Он почти приказывал, но Степану было так тепло и приятно от его слов, что на глаза навернулись слезы радости. Как давно у него не было светлого праздника! Еще ни один человек не говорил о его вещах так вдохновенно, как это сделал инспектор ломбардских художественных музеев Уголино Неббия...
Радость Степана была безмерной, она требовала выхода. «Хорошо бы с кем-то поделиться этой радостью», — подумал он и принялся перечислять по памяти своих друзей и знакомых, кому бы мог написать. Бродскому не стоит, вряд ли он уж очень обрадуется его успеху. Вот Ядвига — другое дело. Они были с ней истинными друзьями. Он ей обязательно напишет.
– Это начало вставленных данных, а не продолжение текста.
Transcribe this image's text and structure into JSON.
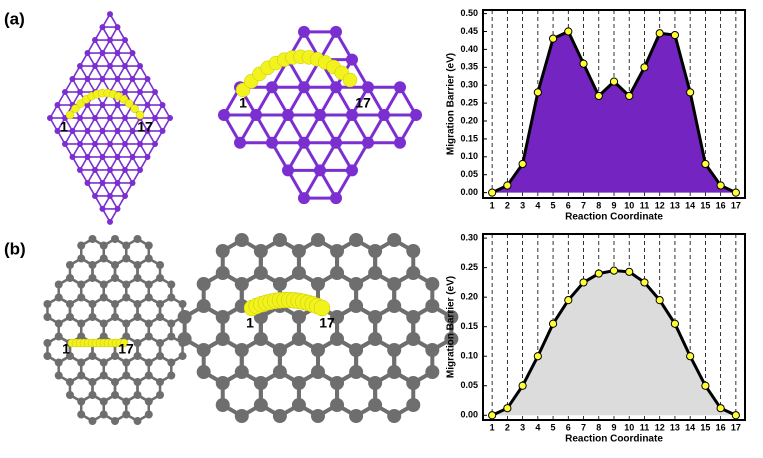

Можно написать и этой немке — Еве. Она, конечно, слишком взбалмошная, спит со всеми подряд, но в общем-то тоже неплохая баба, суп умеет варить, даже когда в доме нет ни копейки денег. А когда есть деньги, сорит ими, словно мусором. Надо написать и домой, порадовать своим первым успехом отца, мать, братьев.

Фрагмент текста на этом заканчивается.